Ideal for developers and site owners looking to harden their site’s frontend security.
🔆 Within WordPress Highlight
I don’t think I need to add any words to what Mike said here:
💡 Interesting Finds
- Chrome 139 rolls out on-device speech recognition support via the Web Speech API — giving sites more privacy-friendly options for transcribing audio locally. You can now also shape corners in CSS (think squircles and notches), and define powerful custom CSS functions with @function, allowing dynamic styling logic without JavaScript. Chrome’s official post outlines all the details.
- Who has the fastest SITE in the Tour de France?

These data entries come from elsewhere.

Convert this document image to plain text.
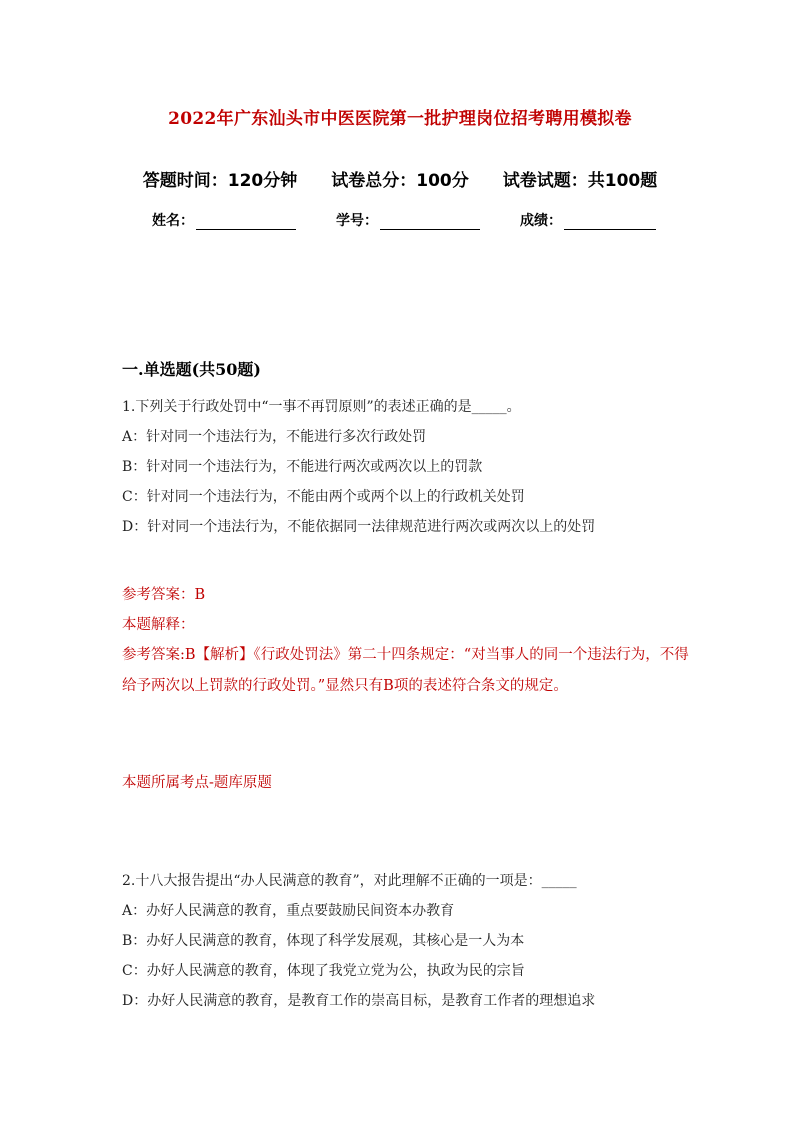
2022年广东汕头市中医医院第一批护理岗位招考聘用模拟卷
答题时间：120分钟 试卷总分：100分 试卷试题：共100题
姓名：	学号：	成绩：
一.单选题(共50题)
1.下列关于行政处罚中“一事不再罚原则”的表述正确的是_____。
A：针对同一个违法行为，不能进行多次行政处罚
B：针对同一个违法行为，不能进行两次或两次以上的罚款
C：针对同一个违法行为，不能由两个或两个以上的行政机关处罚
D：针对同一个违法行为，不能依据同一法律规范进行两次或两次以上的处罚
参考答案：B
本题解释：
参考答案:B【解析】《行政处罚法》第二十四条规定：“对当事人的同一个违法行为，不得给予两次以上罚款的行政处罚。”显然只有B项的表述符合条文的规定。
本题所属考点-题库原题
2.十八大报告提出“办人民满意的教育”，对此理解不正确的一项是：_____
A：办好人民满意的教育，重点要鼓励民间资本办教育
B：办好人民满意的教育，体现了科学发展观，其核心是一人为本
C：办好人民满意的教育，体现了我党立党为公，执政为民的宗旨
D：办好人民满意的教育，是教育工作的崇高目标，是教育工作者的理想追求
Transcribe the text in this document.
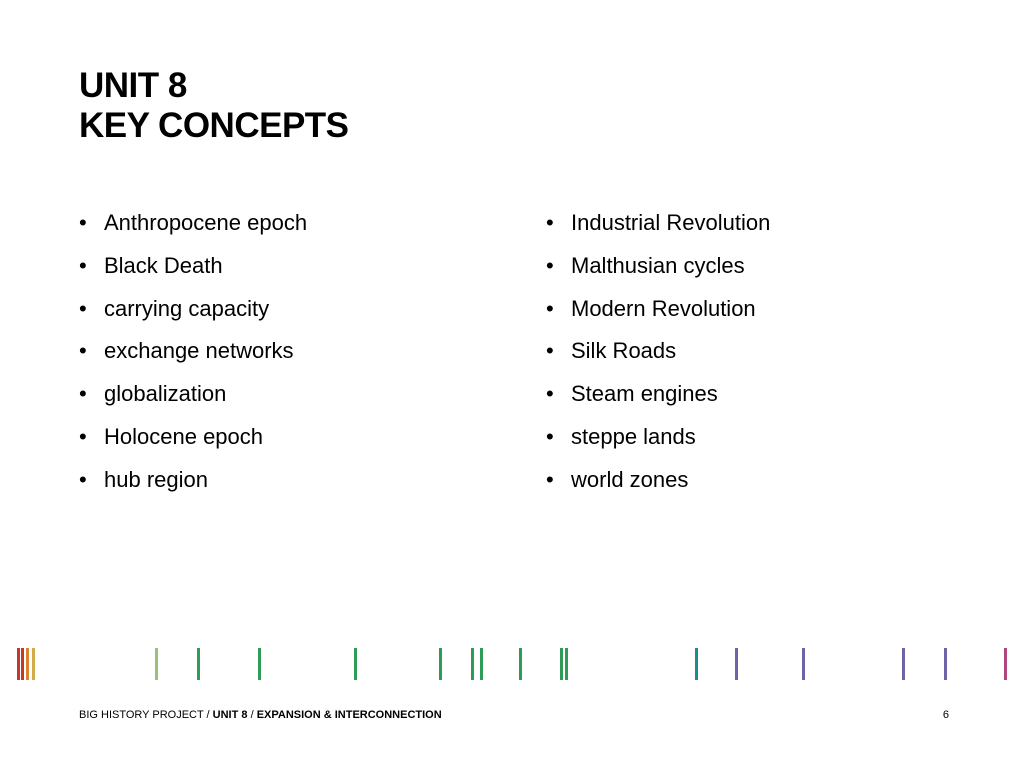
UNIT 8
KEY CONCEPTS
• Anthropocene epoch
• Black Death
• carrying capacity
• exchange networks
• globalization
• Holocene epoch
• hub region
• Industrial Revolution
• Malthusian cycles
• Modern Revolution
• Silk Roads
• Steam engines
• steppe lands
• world zones
BIG HISTORY PROJECT / UNIT 8 / EXPANSION & INTERCONNECTION	6
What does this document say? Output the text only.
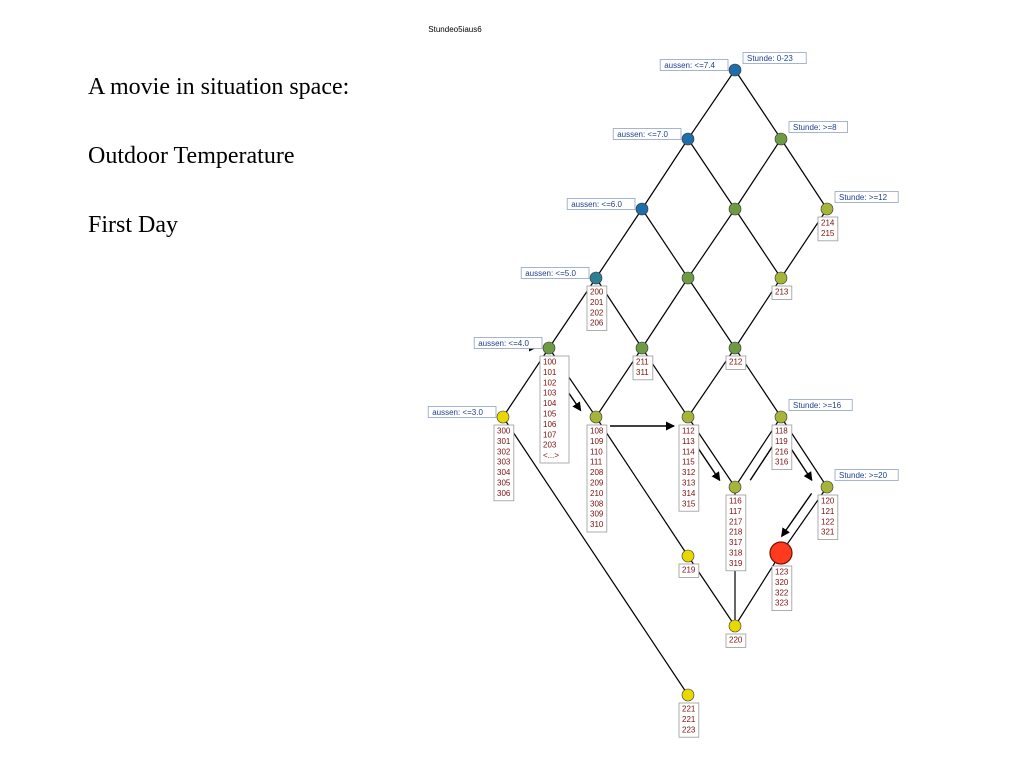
A movie in situation space:

Outdoor Temperature

First Day

Stundeo5iaus6
aussen: <=7.4
Stunde: 0-23
aussen: <=7.0
Stunde: >=8
aussen: <=6.0
Stunde: >=12
214
215
aussen: <=5.0
200
201
202
206
213
aussen: <=4.0
100
101
102
103
104
105
106
107
203
<...>
211
311
212
aussen: <=3.0
300
301
302
303
304
305
306
108
109
110
111
208
209
210
308
309
310
112
113
114
115
312
313
314
315
Stunde: >=16
118
119
216
316
116
117
217
218
317
318
319
Stunde: >=20
120
121
122
321
219	123
320
322
323
220
221
221
223
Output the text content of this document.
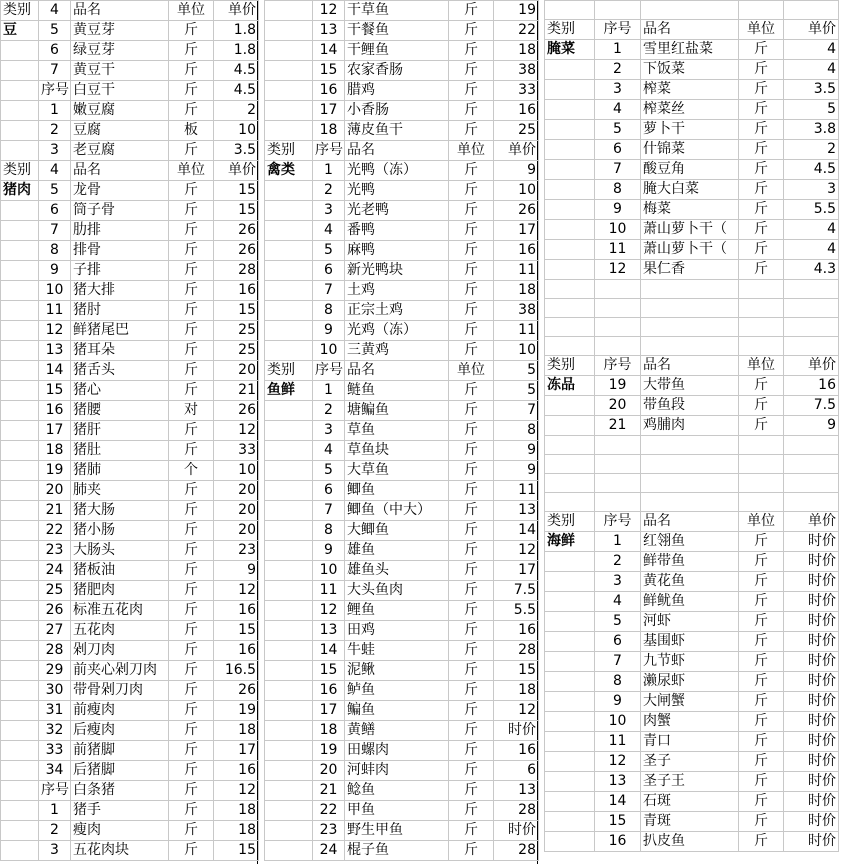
类别	4	品名	单位	单价
豆	5	黄豆芽	斤	1.8
	6	绿豆芽	斤	1.8
	7	黄豆干	斤	4.5
	序号	白豆干	斤	4.5
	1	嫩豆腐	斤	2
	2	豆腐	板	10
	3	老豆腐	斤	3.5
类别	4	品名	单位	单价
猪肉	5	龙骨	斤	15
	6	筒子骨	斤	15
	7	肋排	斤	26
	8	排骨	斤	26
	9	子排	斤	28
	10	猪大排	斤	16
	11	猪肘	斤	15
	12	鲜猪尾巴	斤	25
	13	猪耳朵	斤	25
	14	猪舌头	斤	20
	15	猪心	斤	21
	16	猪腰	对	26
	17	猪肝	斤	12
	18	猪肚	斤	33
	19	猪肺	个	10
	20	肺夹	斤	20
	21	猪大肠	斤	20
	22	猪小肠	斤	20
	23	大肠头	斤	23
	24	猪板油	斤	9
	25	猪肥肉	斤	12
	26	标准五花肉	斤	16
	27	五花肉	斤	15
	28	剁刀肉	斤	16
	29	前夹心剁刀肉	斤	16.5
	30	带骨剁刀肉	斤	26
	31	前瘦肉	斤	19
	32	后瘦肉	斤	18
	33	前猪脚	斤	17
	34	后猪脚	斤	16
	序号	白条猪	斤	12
	1	猪手	斤	18
	2	瘦肉	斤	18
	3	五花肉块	斤	15
	12	干草鱼	斤	19
	13	干餐鱼	斤	22
	14	干鲤鱼	斤	18
	15	农家香肠	斤	38
	16	腊鸡	斤	33
	17	小香肠	斤	16
	18	薄皮鱼干	斤	25
类别	序号	品名	单位	单价
禽类	1	光鸭（冻）	斤	9
	2	光鸭	斤	10
	3	光老鸭	斤	26
	4	番鸭	斤	17
	5	麻鸭	斤	16
	6	新光鸭块	斤	11
	7	土鸡	斤	18
	8	正宗土鸡	斤	38
	9	光鸡（冻）	斤	11
	10	三黄鸡	斤	10
类别	序号	品名	单位	5
鱼鲜	1	鲢鱼	斤	5
	2	塘鳊鱼	斤	7
	3	草鱼	斤	8
	4	草鱼块	斤	9
	5	大草鱼	斤	9
	6	鲫鱼	斤	11
	7	鲫鱼（中大）	斤	13
	8	大鲫鱼	斤	14
	9	雄鱼	斤	12
	10	雄鱼头	斤	17
	11	大头鱼肉	斤	7.5
	12	鲤鱼	斤	5.5
	13	田鸡	斤	16
	14	牛蛙	斤	28
	15	泥鳅	斤	15
	16	鲈鱼	斤	18
	17	鳊鱼	斤	12
	18	黄鳝	斤	时价
	19	田螺肉	斤	16
	20	河蚌肉	斤	6
	21	鲶鱼	斤	13
	22	甲鱼	斤	28
	23	野生甲鱼	斤	时价
	24	棍子鱼	斤	28

类别	序号	品名	单位	单价
腌菜	1	雪里红盐菜	斤	4
	2	下饭菜	斤	4
	3	榨菜	斤	3.5
	4	榨菜丝	斤	5
	5	萝卜干	斤	3.8
	6	什锦菜	斤	2
	7	酸豆角	斤	4.5
	8	腌大白菜	斤	3
	9	梅菜	斤	5.5
	10	萧山萝卜干（	斤	4
	11	萧山萝卜干（	斤	4
	12	果仁香	斤	4.3

类别	序号	品名	单位	单价
冻品	19	大带鱼	斤	16
	20	带鱼段	斤	7.5
	21	鸡脯肉	斤	9

类别	序号	品名	单位	单价
海鲜	1	红翎鱼	斤	时价
	2	鲜带鱼	斤	时价
	3	黄花鱼	斤	时价
	4	鲜鱿鱼	斤	时价
	5	河虾	斤	时价
	6	基围虾	斤	时价
	7	九节虾	斤	时价
	8	濑尿虾	斤	时价
	9	大闸蟹	斤	时价
	10	肉蟹	斤	时价
	11	青口	斤	时价
	12	圣子	斤	时价
	13	圣子王	斤	时价
	14	石斑	斤	时价
	15	青斑	斤	时价
	16	扒皮鱼	斤	时价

- The real blocker in software development isn’t writing code, argues Pedro Duarte, but the organizational drag of indecision, alignment theater, and fear-driven delay, a dynamic he breaks down candidly at orde.dev, where he pushes for momentum over manufactured certainty.
🛒 WooCommerce News
- Over the summer, WooCommerce 10.1 was released, and improved to how sessions and cron jobs are managed. These changes are intended to improve both performance and reliability party🎉.
- Review your integrations for compatibility! Oh, and speaking of WooCommerce, they are building a CLI migrator tool as well. Neat-o.
🎁 Bonus
Reviewing hosting can be done in a variety of ways, but, for me, it’s never about how good their support is. I can work around that. I’m looking for raw performance. Preferably the unlimited kind. And when that’s what you’re looking for, this podcast with Kevin Ohashi from Review Signal is for you. The only WordPress hosting review that looks at hard data.

I’ve collected more over the summer recess, but this is it for this week’s edition of Within WordPress. Thanks for reading!